Inequalities are mathematical expressions used to compare two values. They tell us whether one number is larger, smaller, or possibly the same as another number. When using inequalities, we utilize symbols such as:

• ">" means greater than.
• "<" means less than.
• ">=" means greater than or equal to.
• "<=" means less than or equal to.

The exercise given asked us to compare the numbers i.e., -1 and -6 using inequalities. By seeing where they fall on a number line, it was clear to say that -1 > -6 and -6 < -1. This means -1 is greater than -6 because, in any set of numbers, the number that appears on the right is always greater if it's farther from zero. This exercise highlights that inequalities are a critical tool in understanding how numbers relate to each other.

Negative numbers are numbers less than zero, represented with a minus sign "-". They are crucial in mathematics as they help describe values below a defined reference point, such as zero on the number line. For instance:

• A negative number like -1 indicates the position one unit below zero.
• -6 indicates a position six units below zero and hence is less than -1.

When dealing with negative numbers, the number with greater absolute value is further left on the number line and thus is less. For example, between -1 and -6, even though 6 is larger as a positive number, -6 is less than -1 in negative terms. Understanding how negative numbers are ordered is essential when solving inequalities since the rules differ from positive numbers.

The number line is a visual representation to demonstrate the relationship between numbers. It's a straight line where each point corresponds to a number.
This tool is invaluable for illustrating numeric concepts, especially when dealing with inequalities and negative numbers.

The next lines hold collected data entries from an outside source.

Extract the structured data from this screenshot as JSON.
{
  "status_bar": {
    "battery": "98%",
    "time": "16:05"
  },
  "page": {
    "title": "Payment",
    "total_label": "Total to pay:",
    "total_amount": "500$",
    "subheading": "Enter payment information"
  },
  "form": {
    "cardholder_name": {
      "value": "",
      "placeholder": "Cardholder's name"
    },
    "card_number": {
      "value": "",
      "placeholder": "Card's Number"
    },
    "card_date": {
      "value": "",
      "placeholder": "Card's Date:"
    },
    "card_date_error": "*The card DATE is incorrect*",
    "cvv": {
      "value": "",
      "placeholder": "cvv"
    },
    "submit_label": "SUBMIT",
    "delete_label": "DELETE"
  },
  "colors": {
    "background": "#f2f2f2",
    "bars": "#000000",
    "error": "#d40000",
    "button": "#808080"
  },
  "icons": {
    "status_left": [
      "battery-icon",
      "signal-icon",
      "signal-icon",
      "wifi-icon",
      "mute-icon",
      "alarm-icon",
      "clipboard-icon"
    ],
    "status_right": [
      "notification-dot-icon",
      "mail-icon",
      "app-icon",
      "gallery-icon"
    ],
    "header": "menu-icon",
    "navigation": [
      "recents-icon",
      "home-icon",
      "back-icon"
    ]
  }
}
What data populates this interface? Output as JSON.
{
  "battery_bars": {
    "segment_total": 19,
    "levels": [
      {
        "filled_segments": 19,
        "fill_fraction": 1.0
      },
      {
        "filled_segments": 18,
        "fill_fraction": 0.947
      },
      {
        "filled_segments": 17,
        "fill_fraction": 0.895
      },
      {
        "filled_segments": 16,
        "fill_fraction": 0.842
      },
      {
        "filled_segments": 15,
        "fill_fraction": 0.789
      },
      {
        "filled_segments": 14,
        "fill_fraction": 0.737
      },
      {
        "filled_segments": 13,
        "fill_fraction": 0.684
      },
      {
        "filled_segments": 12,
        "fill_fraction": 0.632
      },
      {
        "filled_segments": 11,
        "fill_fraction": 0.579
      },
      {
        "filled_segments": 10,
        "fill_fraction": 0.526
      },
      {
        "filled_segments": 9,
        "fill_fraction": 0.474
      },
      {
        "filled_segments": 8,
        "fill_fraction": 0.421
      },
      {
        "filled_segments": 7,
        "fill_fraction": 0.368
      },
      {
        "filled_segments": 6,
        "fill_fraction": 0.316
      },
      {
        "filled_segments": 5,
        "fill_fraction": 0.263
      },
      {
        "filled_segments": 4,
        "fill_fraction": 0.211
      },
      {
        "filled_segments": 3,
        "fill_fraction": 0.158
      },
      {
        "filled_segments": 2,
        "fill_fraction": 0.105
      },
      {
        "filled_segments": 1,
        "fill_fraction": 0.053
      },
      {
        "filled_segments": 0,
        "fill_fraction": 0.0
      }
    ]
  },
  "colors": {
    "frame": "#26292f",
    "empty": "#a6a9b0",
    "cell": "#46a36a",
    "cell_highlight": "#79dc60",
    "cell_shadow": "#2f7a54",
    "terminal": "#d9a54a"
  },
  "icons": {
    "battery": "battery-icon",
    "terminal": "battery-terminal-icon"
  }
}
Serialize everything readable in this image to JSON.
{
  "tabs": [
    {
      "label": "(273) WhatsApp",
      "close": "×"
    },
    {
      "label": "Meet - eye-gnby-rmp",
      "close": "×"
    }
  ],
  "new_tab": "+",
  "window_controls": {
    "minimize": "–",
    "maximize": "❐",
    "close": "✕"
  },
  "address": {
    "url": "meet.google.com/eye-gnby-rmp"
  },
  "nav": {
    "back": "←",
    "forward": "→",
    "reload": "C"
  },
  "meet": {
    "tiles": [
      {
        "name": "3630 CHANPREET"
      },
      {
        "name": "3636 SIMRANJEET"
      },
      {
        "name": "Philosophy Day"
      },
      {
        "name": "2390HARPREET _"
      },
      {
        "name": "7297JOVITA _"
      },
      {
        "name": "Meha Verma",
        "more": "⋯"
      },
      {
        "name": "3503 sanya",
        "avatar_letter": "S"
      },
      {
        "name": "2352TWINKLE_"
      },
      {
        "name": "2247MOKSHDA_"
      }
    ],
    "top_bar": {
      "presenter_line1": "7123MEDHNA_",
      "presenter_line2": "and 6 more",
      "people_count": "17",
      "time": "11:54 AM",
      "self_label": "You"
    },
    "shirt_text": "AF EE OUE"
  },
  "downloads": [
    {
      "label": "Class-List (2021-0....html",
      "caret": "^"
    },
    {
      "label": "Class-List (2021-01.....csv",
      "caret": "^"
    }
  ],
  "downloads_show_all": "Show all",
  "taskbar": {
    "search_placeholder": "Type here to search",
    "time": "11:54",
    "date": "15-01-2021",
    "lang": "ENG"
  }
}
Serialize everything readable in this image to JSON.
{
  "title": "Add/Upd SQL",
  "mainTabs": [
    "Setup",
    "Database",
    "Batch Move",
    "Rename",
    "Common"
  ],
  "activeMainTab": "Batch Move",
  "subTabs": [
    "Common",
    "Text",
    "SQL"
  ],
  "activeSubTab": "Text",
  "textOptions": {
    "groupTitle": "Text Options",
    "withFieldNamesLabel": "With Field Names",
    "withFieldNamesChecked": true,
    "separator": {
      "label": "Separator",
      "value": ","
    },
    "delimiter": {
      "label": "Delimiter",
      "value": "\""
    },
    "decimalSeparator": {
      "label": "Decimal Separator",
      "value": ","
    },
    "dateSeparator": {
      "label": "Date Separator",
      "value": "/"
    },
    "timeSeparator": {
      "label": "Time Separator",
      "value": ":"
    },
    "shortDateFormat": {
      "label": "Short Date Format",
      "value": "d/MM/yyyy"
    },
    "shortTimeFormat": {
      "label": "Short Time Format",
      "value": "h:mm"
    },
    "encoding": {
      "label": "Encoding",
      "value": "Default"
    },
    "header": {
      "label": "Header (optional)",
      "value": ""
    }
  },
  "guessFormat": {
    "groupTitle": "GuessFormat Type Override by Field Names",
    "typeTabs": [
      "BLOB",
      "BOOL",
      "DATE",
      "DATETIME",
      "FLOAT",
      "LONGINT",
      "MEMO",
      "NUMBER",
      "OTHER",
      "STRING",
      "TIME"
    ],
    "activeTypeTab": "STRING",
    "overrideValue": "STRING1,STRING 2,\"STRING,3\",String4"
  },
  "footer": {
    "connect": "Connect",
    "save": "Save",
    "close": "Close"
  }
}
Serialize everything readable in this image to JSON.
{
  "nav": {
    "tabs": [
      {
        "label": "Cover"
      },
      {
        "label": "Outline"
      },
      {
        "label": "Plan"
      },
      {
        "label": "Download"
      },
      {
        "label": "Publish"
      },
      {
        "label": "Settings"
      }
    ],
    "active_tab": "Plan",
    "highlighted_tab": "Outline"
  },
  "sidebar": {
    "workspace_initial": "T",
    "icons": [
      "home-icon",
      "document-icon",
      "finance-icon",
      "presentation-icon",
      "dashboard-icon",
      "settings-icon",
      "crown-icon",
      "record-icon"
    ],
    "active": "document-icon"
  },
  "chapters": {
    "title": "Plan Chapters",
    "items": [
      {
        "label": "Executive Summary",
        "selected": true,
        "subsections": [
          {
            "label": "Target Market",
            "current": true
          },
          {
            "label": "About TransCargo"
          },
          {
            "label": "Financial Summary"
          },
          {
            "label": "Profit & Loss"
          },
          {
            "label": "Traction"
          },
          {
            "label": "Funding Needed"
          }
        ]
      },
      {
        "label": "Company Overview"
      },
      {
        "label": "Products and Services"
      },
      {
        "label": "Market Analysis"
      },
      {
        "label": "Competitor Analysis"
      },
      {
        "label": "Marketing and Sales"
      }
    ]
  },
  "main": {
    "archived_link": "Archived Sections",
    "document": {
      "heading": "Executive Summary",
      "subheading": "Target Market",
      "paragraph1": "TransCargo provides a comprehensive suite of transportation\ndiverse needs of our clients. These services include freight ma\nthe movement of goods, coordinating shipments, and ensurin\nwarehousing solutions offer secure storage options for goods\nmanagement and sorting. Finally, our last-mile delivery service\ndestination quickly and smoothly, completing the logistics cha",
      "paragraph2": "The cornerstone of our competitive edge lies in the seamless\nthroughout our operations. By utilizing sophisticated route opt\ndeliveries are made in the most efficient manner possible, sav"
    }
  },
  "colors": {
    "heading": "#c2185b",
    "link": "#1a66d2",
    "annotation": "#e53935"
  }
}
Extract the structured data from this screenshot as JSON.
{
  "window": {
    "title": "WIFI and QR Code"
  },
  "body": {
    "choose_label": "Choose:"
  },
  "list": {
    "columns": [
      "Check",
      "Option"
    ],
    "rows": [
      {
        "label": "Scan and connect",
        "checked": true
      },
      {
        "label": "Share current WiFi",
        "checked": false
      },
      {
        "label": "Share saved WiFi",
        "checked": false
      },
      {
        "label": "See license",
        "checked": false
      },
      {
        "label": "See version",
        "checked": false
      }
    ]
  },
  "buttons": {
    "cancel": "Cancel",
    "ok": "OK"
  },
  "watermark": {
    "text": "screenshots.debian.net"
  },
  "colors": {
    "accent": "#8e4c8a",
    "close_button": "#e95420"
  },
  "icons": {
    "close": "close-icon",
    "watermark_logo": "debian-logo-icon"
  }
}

• The number line extends indefinitely in both directions, with numbers increasing to the right and decreasing to the left.
• By plotting -1 and -6 on a number line, we can visually discern that -1 is to the right of -6.

This rightward placement indicates that -1 is greater than -6.
When graphing, the distance a number is from zero helps us understand its relative size in positive terms even as it dips into the negatives, simply remember, the smaller the absolute value closer it is to zero.
Grasping this concept is vital for working with negative values and inequalities.